(I'm going to use the term "sound cone" for the area you can hear an aircraft when it's at Mach ≥ 1, illustrated by this picture. Not considering the shockwave.)
So as explained in this answer, the angle that an oblique shockwave will form at is dependent on 2 things.
- The Mach number before the shock
- How much the flow has to turn in the shock
So this means that the shock angle will change with speed, but you can also change the shock angle by changing the aircraft shape (which would change the flow turning angle, therefore changing the shock angle).
The sound cone angle depends only on the speed, if I'm correct. When going Mach ≥ 1, the sound waves can't travel forwards relative to the plane because the plane is going faster than the sound, but they can travel sideways and back, evidenced by the picture above.
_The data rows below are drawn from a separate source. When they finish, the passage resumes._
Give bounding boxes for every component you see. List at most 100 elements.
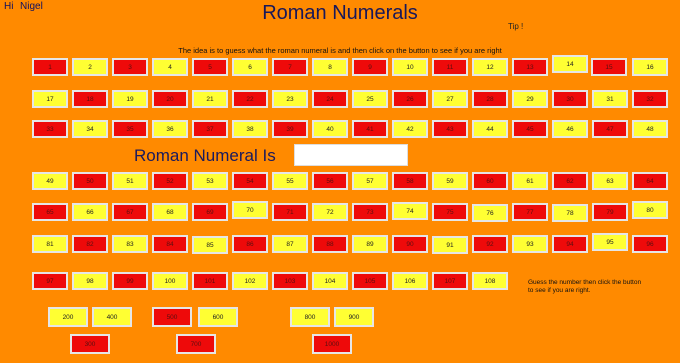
number-button-18[interactable]: 18 — [72, 90, 108, 108]
number-button-85[interactable]: 85 — [192, 236, 228, 254]
number-button-9[interactable]: 9 — [352, 58, 388, 76]
number-button-103[interactable]: 103 — [272, 272, 308, 290]
number-button-51[interactable]: 51 — [112, 172, 148, 190]
number-button-8[interactable]: 8 — [312, 58, 348, 76]
number-button-84[interactable]: 84 — [152, 235, 188, 253]
number-button-11[interactable]: 11 — [432, 58, 468, 76]
number-button-99[interactable]: 99 — [112, 272, 148, 290]
hundreds-button-700[interactable]: 700 — [176, 334, 216, 354]
number-button-64[interactable]: 64 — [632, 172, 668, 190]
number-button-6[interactable]: 6 — [232, 58, 268, 76]
number-button-25[interactable]: 25 — [352, 90, 388, 108]
number-button-29[interactable]: 29 — [512, 90, 548, 108]
number-button-31[interactable]: 31 — [592, 90, 628, 108]
number-button-58[interactable]: 58 — [392, 172, 428, 190]
number-button-91[interactable]: 91 — [432, 236, 468, 254]
number-button-61[interactable]: 61 — [512, 172, 548, 190]
number-button-54[interactable]: 54 — [232, 172, 268, 190]
number-button-89[interactable]: 89 — [352, 235, 388, 253]
number-button-27[interactable]: 27 — [432, 90, 468, 108]
number-button-47[interactable]: 47 — [592, 120, 628, 138]
number-button-38[interactable]: 38 — [232, 120, 268, 138]
number-button-26[interactable]: 26 — [392, 90, 428, 108]
number-button-104[interactable]: 104 — [312, 272, 348, 290]
number-button-106[interactable]: 106 — [392, 272, 428, 290]
hundreds-button-800[interactable]: 800 — [290, 307, 330, 327]
number-button-42[interactable]: 42 — [392, 120, 428, 138]
number-button-107[interactable]: 107 — [432, 272, 468, 290]
number-button-32[interactable]: 32 — [632, 90, 668, 108]
number-button-17[interactable]: 17 — [32, 90, 68, 108]
number-button-33[interactable]: 33 — [32, 120, 68, 138]
hundreds-button-400[interactable]: 400 — [92, 307, 132, 327]
number-button-82[interactable]: 82 — [72, 235, 108, 253]
number-button-45[interactable]: 45 — [512, 120, 548, 138]
number-button-88[interactable]: 88 — [312, 235, 348, 253]
number-button-13[interactable]: 13 — [512, 58, 548, 76]
number-button-15[interactable]: 15 — [591, 58, 627, 76]
number-button-71[interactable]: 71 — [272, 203, 308, 221]
number-button-43[interactable]: 43 — [432, 120, 468, 138]
number-button-34[interactable]: 34 — [72, 120, 108, 138]
number-button-21[interactable]: 21 — [192, 90, 228, 108]
number-button-80[interactable]: 80 — [632, 201, 668, 219]
answer-field[interactable] — [294, 144, 408, 166]
number-button-79[interactable]: 79 — [592, 203, 628, 221]
number-button-95[interactable]: 95 — [592, 233, 628, 251]
hundreds-button-1000[interactable]: 1000 — [312, 334, 352, 354]
number-button-69[interactable]: 69 — [192, 203, 228, 221]
number-button-16[interactable]: 16 — [632, 58, 668, 76]
number-button-12[interactable]: 12 — [472, 58, 508, 76]
number-button-52[interactable]: 52 — [152, 172, 188, 190]
number-button-2[interactable]: 2 — [72, 58, 108, 76]
number-button-108[interactable]: 108 — [472, 272, 508, 290]
number-button-96[interactable]: 96 — [632, 235, 668, 253]
number-button-98[interactable]: 98 — [72, 272, 108, 290]
number-button-97[interactable]: 97 — [32, 272, 68, 290]
number-button-10[interactable]: 10 — [392, 58, 428, 76]
number-button-77[interactable]: 77 — [512, 203, 548, 221]
number-button-37[interactable]: 37 — [192, 120, 228, 138]
number-button-5[interactable]: 5 — [192, 58, 228, 76]
number-button-70[interactable]: 70 — [232, 201, 268, 219]
number-button-24[interactable]: 24 — [312, 90, 348, 108]
number-button-35[interactable]: 35 — [112, 120, 148, 138]
number-button-78[interactable]: 78 — [552, 204, 588, 222]
number-button-40[interactable]: 40 — [312, 120, 348, 138]
number-button-30[interactable]: 30 — [552, 90, 588, 108]
number-button-57[interactable]: 57 — [352, 172, 388, 190]
number-button-83[interactable]: 83 — [112, 235, 148, 253]
number-button-73[interactable]: 73 — [352, 203, 388, 221]
number-button-48[interactable]: 48 — [632, 120, 668, 138]
number-button-44[interactable]: 44 — [472, 120, 508, 138]
number-button-46[interactable]: 46 — [552, 120, 588, 138]
number-button-39[interactable]: 39 — [272, 120, 308, 138]
number-button-23[interactable]: 23 — [272, 90, 308, 108]
number-button-74[interactable]: 74 — [392, 202, 428, 220]
number-button-105[interactable]: 105 — [352, 272, 388, 290]
number-button-28[interactable]: 28 — [472, 90, 508, 108]
number-button-55[interactable]: 55 — [272, 172, 308, 190]
number-button-36[interactable]: 36 — [152, 120, 188, 138]
number-button-20[interactable]: 20 — [152, 90, 188, 108]
number-button-68[interactable]: 68 — [152, 203, 188, 221]
number-button-81[interactable]: 81 — [32, 235, 68, 253]
hundreds-button-300[interactable]: 300 — [70, 334, 110, 354]
number-button-66[interactable]: 66 — [72, 203, 108, 221]
hundreds-button-500[interactable]: 500 — [152, 307, 192, 327]
number-button-65[interactable]: 65 — [32, 203, 68, 221]
number-button-101[interactable]: 101 — [192, 272, 228, 290]
number-button-67[interactable]: 67 — [112, 203, 148, 221]
number-button-53[interactable]: 53 — [192, 172, 228, 190]
number-button-50[interactable]: 50 — [72, 172, 108, 190]
hundreds-button-900[interactable]: 900 — [334, 307, 374, 327]
number-button-56[interactable]: 56 — [312, 172, 348, 190]
number-button-102[interactable]: 102 — [232, 272, 268, 290]
number-button-4[interactable]: 4 — [152, 58, 188, 76]
number-button-72[interactable]: 72 — [312, 203, 348, 221]
number-button-14[interactable]: 14 — [552, 55, 588, 73]
number-button-90[interactable]: 90 — [392, 235, 428, 253]
number-button-93[interactable]: 93 — [512, 235, 548, 253]
number-button-63[interactable]: 63 — [592, 172, 628, 190]
number-button-94[interactable]: 94 — [552, 235, 588, 253]
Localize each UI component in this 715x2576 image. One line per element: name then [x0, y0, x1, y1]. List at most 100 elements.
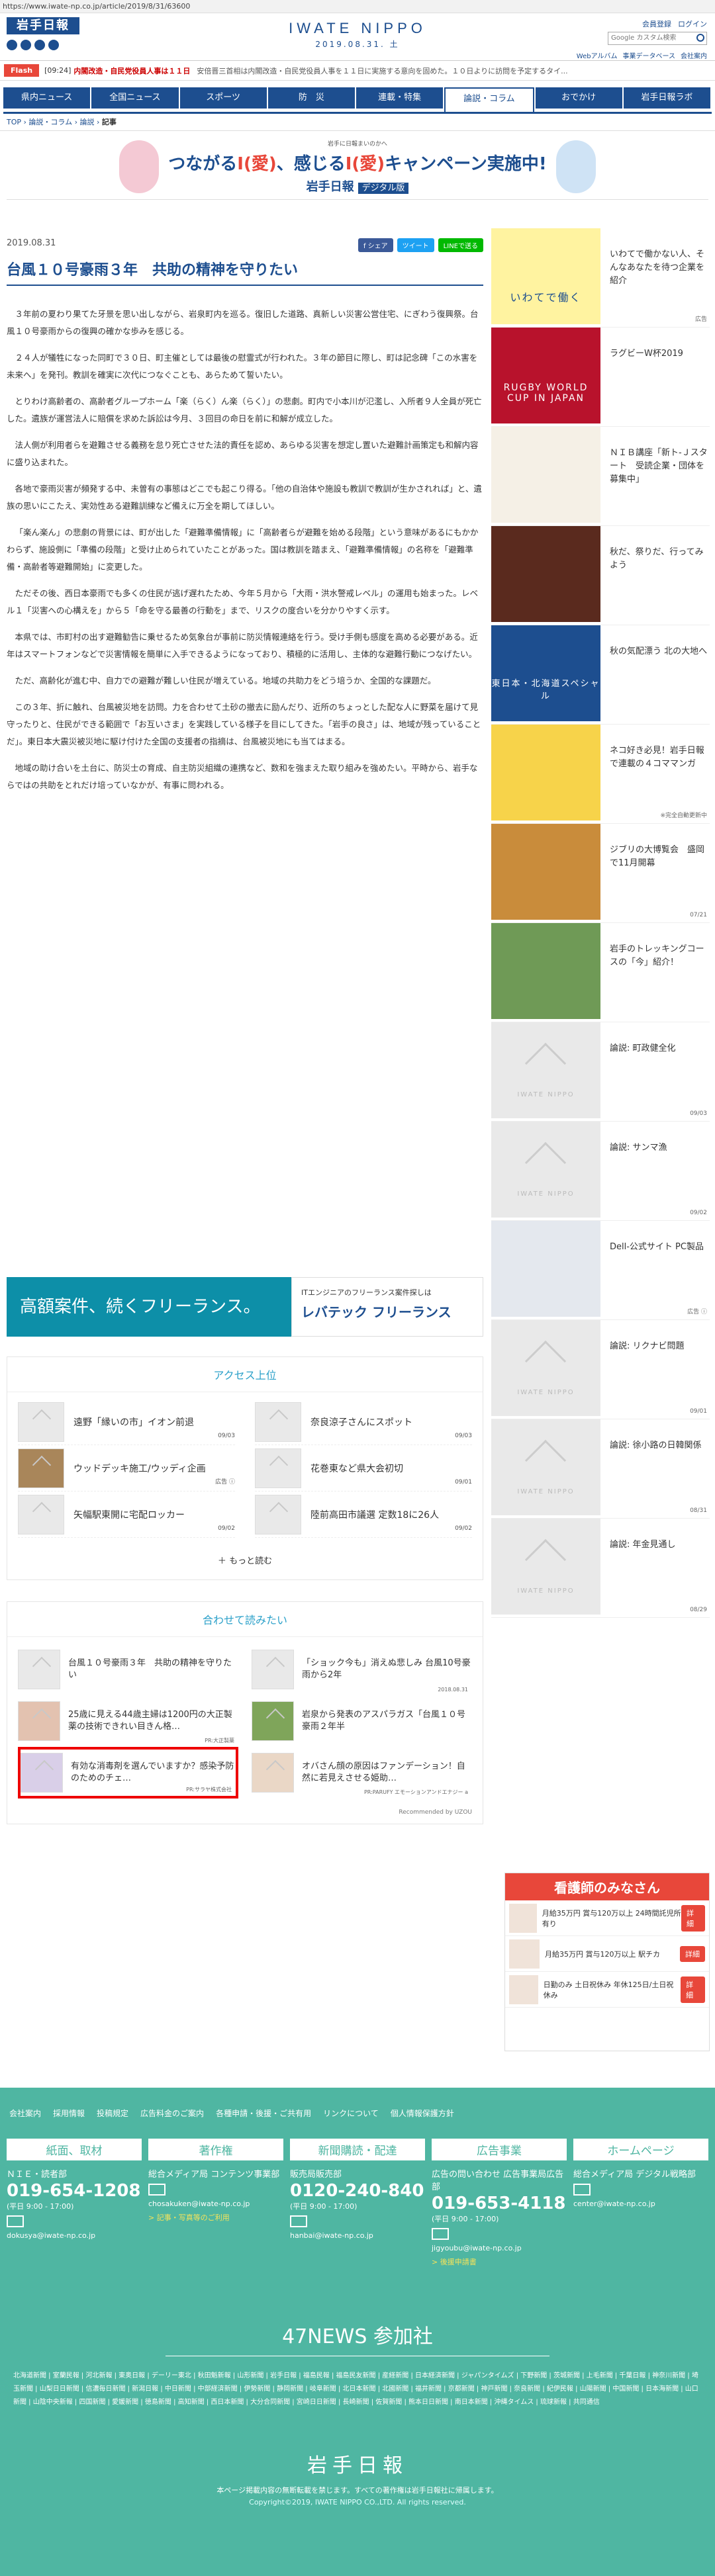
footer-link[interactable]: 会社案内 — [9, 2108, 41, 2119]
sidebar-item[interactable]: 岩手のトレッキングコースの「今」紹介！ — [491, 923, 710, 1022]
list-item[interactable]: ウッドデッキ施工/ウッディ企画 広告 ⓘ — [18, 1445, 235, 1491]
related-item-text: 25歳に見える44歳主婦は1200円の大正製薬の技術できれい目きん格… — [68, 1710, 232, 1732]
register-link[interactable]: 会員登録 — [642, 19, 671, 29]
sponsor-link[interactable]: > 後援申請書 — [432, 2256, 567, 2267]
email-link[interactable]: hanbai@iwate-np.co.jp — [290, 2231, 425, 2240]
footer-link[interactable]: リンクについて — [323, 2108, 379, 2119]
flash-body[interactable]: 安倍晋三首相は内閣改造・自民党役員人事を１１日に実施する意向を固めた。１０日より… — [197, 66, 567, 76]
thumbnail — [252, 1650, 294, 1689]
list-item[interactable]: 陸前高田市議選 定数18に26人 09/02 — [255, 1491, 472, 1538]
nav-national[interactable]: 全国ニュース — [91, 87, 179, 109]
list-item[interactable]: 矢幅駅東開に宅配ロッカー 09/02 — [18, 1491, 235, 1538]
phone-number[interactable]: 0120-240-840 — [290, 2181, 425, 2201]
footer-link[interactable]: 広告料金のご案内 — [140, 2108, 204, 2119]
nav-sports[interactable]: スポーツ — [179, 87, 267, 109]
breadcrumb-editorial[interactable]: 論説 — [80, 118, 95, 126]
freelance-ad[interactable]: 高額案件、続くフリーランス。 ITエンジニアのフリーランス案件探しは レバテック… — [7, 1277, 483, 1337]
company-link[interactable]: 会社案内 — [681, 50, 707, 60]
nav-disaster[interactable]: 防 災 — [267, 87, 355, 109]
address-bar[interactable]: https://www.iwate-np.co.jp/article/2019/… — [0, 0, 715, 13]
contact-column: 紙面、取材 ＮＩＥ・読者部 019-654-1208 (平日 9:00 - 17:00… — [7, 2139, 142, 2267]
search-icon[interactable] — [696, 34, 704, 42]
sidebar-item[interactable]: RUGBY WORLD CUP IN JAPAN ラグビーW杯2019 — [491, 328, 710, 427]
footer-logo[interactable]: 岩手日報 — [0, 2449, 715, 2478]
contact-column: 著作権 総合メディア局 コンテンツ事業部 chosakuken@iwate-np.c… — [148, 2139, 283, 2267]
job-text: 月給35万円 賞与120万以上 24時間託児所有り — [542, 1908, 681, 1928]
facebook-share-button[interactable]: f シェア — [358, 238, 393, 252]
related-item[interactable]: 「ショック今も」消えぬ悲しみ 台風10号豪雨から2年 2018.08.31 — [252, 1644, 472, 1695]
related-item-highlighted[interactable]: 有効な消毒剤を選んでいますか？感染予防のためのチェ… PR:サラヤ株式会社 — [18, 1747, 238, 1799]
related-item[interactable]: 岩泉から発表のアスパラガス「台風１０号豪雨２年半 — [252, 1695, 472, 1747]
related-item[interactable]: オバさん顔の原因はファンデーション！自然に若見えさせる姫助… PR:PARUFY … — [252, 1747, 472, 1799]
share-buttons: f シェア ツイート LINEで送る — [358, 238, 483, 252]
breadcrumb-current: 記事 — [101, 118, 117, 126]
account-links: 会員登録 ログイン — [642, 19, 707, 29]
breadcrumb-top[interactable]: TOP — [7, 118, 21, 126]
nav-editorial[interactable]: 論説・コラム — [444, 87, 534, 112]
footer-link[interactable]: 採用情報 — [53, 2108, 85, 2119]
sidebar-item[interactable]: ネコ好き必見！岩手日報で連載の４コママンガ ※完全自動更新中 — [491, 725, 710, 824]
database-link[interactable]: 事業データベース — [623, 50, 676, 60]
footer-link[interactable]: 個人情報保護方針 — [391, 2108, 454, 2119]
mail-icon — [432, 2228, 449, 2240]
email-link[interactable]: jigyoubu@iwate-np.co.jp — [432, 2244, 567, 2252]
email-link[interactable]: dokusya@iwate-np.co.jp — [7, 2231, 142, 2240]
flash-headline[interactable]: 内閣改造・自民党役員人事は１１日 — [73, 66, 190, 76]
tweet-button[interactable]: ツイート — [397, 238, 434, 252]
footer-link[interactable]: 各種申請・後援・ご共有用 — [216, 2108, 311, 2119]
more-button[interactable]: ＋ もっと読む — [7, 1544, 483, 1579]
job-row[interactable]: 日勤のみ 土日祝休み 年休125日/土日祝休み 詳細 — [505, 1972, 709, 2008]
sidebar-item[interactable]: IWATE NIPPO 論説: リクナビ問題 09/01 — [491, 1320, 710, 1419]
article-title: 台風１０号豪雨３年 共助の精神を守りたい — [7, 258, 483, 286]
list-item[interactable]: 遠野「縁いの市」イオン前退 09/03 — [18, 1399, 235, 1445]
login-link[interactable]: ログイン — [678, 19, 707, 29]
copyright: Copyright©2019, IWATE NIPPO CO.,LTD. All… — [249, 2498, 466, 2507]
article-paragraph: 本県では、市町村の出す避難勧告に乗せるため気象台が事前に防災情報連絡を行う。受け… — [7, 632, 478, 659]
sidebar-item[interactable]: ＮＩＢ講座「新ト-Ｊスタート 受読企業・団体を募集中」 — [491, 427, 710, 526]
detail-button[interactable]: 詳細 — [681, 1904, 705, 1932]
sidebar-item[interactable]: IWATE NIPPO 論説: 徐小路の日韓関係 08/31 — [491, 1419, 710, 1519]
job-row[interactable]: 月給35万円 賞与120万以上 駅チカ 詳細 — [505, 1936, 709, 1972]
recommend-credit[interactable]: Recommended by UZOU — [7, 1805, 483, 1824]
sidebar-item[interactable]: IWATE NIPPO 論説: 年金見通し 08/29 — [491, 1519, 710, 1618]
mail-icon — [7, 2215, 24, 2227]
line-share-button[interactable]: LINEで送る — [438, 238, 483, 252]
nav-lab[interactable]: 岩手日報ラボ — [623, 87, 710, 109]
sidebar-item-date: 09/01 — [690, 1408, 707, 1415]
detail-button[interactable]: 詳細 — [680, 1945, 705, 1962]
list-item-date: 09/03 — [218, 1433, 235, 1439]
nav-outing[interactable]: おでかけ — [535, 87, 622, 109]
related-item[interactable]: 台風１０号豪雨３年 共助の精神を守りたい — [18, 1644, 238, 1695]
breadcrumb-column[interactable]: 論説・コラム — [28, 118, 72, 126]
email-link[interactable]: center@iwate-np.co.jp — [573, 2199, 708, 2208]
list-item[interactable]: 花巻東など県大会初切 09/01 — [255, 1445, 472, 1491]
email-link[interactable]: chosakuken@iwate-np.co.jp — [148, 2199, 283, 2208]
phone-number[interactable]: 019-654-1208 — [7, 2181, 142, 2201]
footer-link[interactable]: 投稿規定 — [97, 2108, 128, 2119]
sidebar-item[interactable]: 東日本・北海道スペシャル 秋の気配漂う 北の大地へ — [491, 625, 710, 725]
job-text: 日勤のみ 土日祝休み 年休125日/土日祝休み — [543, 1980, 674, 2000]
job-row[interactable]: 月給35万円 賞与120万以上 24時間託児所有り 詳細 — [505, 1900, 709, 1936]
detail-button[interactable]: 詳細 — [681, 1976, 705, 2003]
nurse-job-ad[interactable]: 看護師のみなさん 月給35万円 賞与120万以上 24時間託児所有り 詳細 月給3… — [504, 1873, 710, 2051]
campaign-banner[interactable]: 岩手に日報まいのかへ つながるI(愛)、感じるI(愛)キャンペーン実施中! 岩手… — [7, 134, 708, 200]
sidebar-item[interactable]: いわてで働く いわてで働かない人、そんなあなたを待つ企業を紹介 広告 — [491, 228, 710, 328]
sidebar-item[interactable]: IWATE NIPPO 論説: サンマ漁 09/02 — [491, 1122, 710, 1221]
sidebar-item[interactable]: ジブリの大博覧会 盛岡で11月開幕 07/21 — [491, 824, 710, 923]
list-item[interactable]: 奈良涼子さんにスポット 09/03 — [255, 1399, 472, 1445]
related-item[interactable]: 25歳に見える44歳主婦は1200円の大正製薬の技術できれい目きん格… PR:大正… — [18, 1695, 238, 1747]
contact-column: 新聞購読・配達 販売局販売部 0120-240-840 (平日 9:00 - 17:0… — [290, 2139, 425, 2267]
usage-link[interactable]: > 記事・写真等のご利用 — [148, 2212, 283, 2223]
member-papers[interactable]: 北海道新聞 | 室蘭民報 | 河北新報 | 東奥日報 | デーリー東北 | 秋田… — [0, 2356, 715, 2409]
sidebar-item[interactable]: Dell-公式サイト PC製品 広告 ⓘ — [491, 1221, 710, 1320]
nav-local[interactable]: 県内ニュース — [3, 87, 91, 109]
ad-right: ITエンジニアのフリーランス案件探しは レバテック フリーランス — [291, 1277, 483, 1337]
web-album-link[interactable]: Webアルバム — [577, 50, 618, 60]
sidebar-item-date: 08/29 — [690, 1607, 707, 1613]
nav-series[interactable]: 連載・特集 — [356, 87, 444, 109]
search-input[interactable]: Google カスタム検索 — [608, 32, 707, 45]
sidebar-item[interactable]: 秋だ、祭りだ、行ってみよう — [491, 526, 710, 625]
sidebar-item[interactable]: IWATE NIPPO 論説: 町政健全化 09/03 — [491, 1022, 710, 1122]
phone-number[interactable]: 019-653-4118 — [432, 2194, 567, 2213]
sidebar-image — [491, 824, 600, 920]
My confusion is here : Why does the sound cone angle always equal the shock angle?
(You can't hear an aircraft until after the shockwave)
Is it just a coincidence that the shock angle (determined by the flow turning angle and Mach number) equals the sound cone angle which only depends on the speed?
For an example (at Mach 1 in example) -- If you were to only change the nose shape of an aircraft, that would change the flow turning angle, and consequently the shock angle. You didn't change your speed, so the sound cone angle (again pictured above) wouldn't change. Wouldn't this mean at some point the sound cone and shockwave would meet, because they are not parallel? If they did intersect, the shock would travel through the sound cone and in that case you might be able to hear the aircraft before the shockwave.
My theory up to this point is that sound (say sound from a jet engine) can't travel through a shockwave, so it wouldn't matter if the shock and sound cone were parallel, because the sound can't travel through it anyway.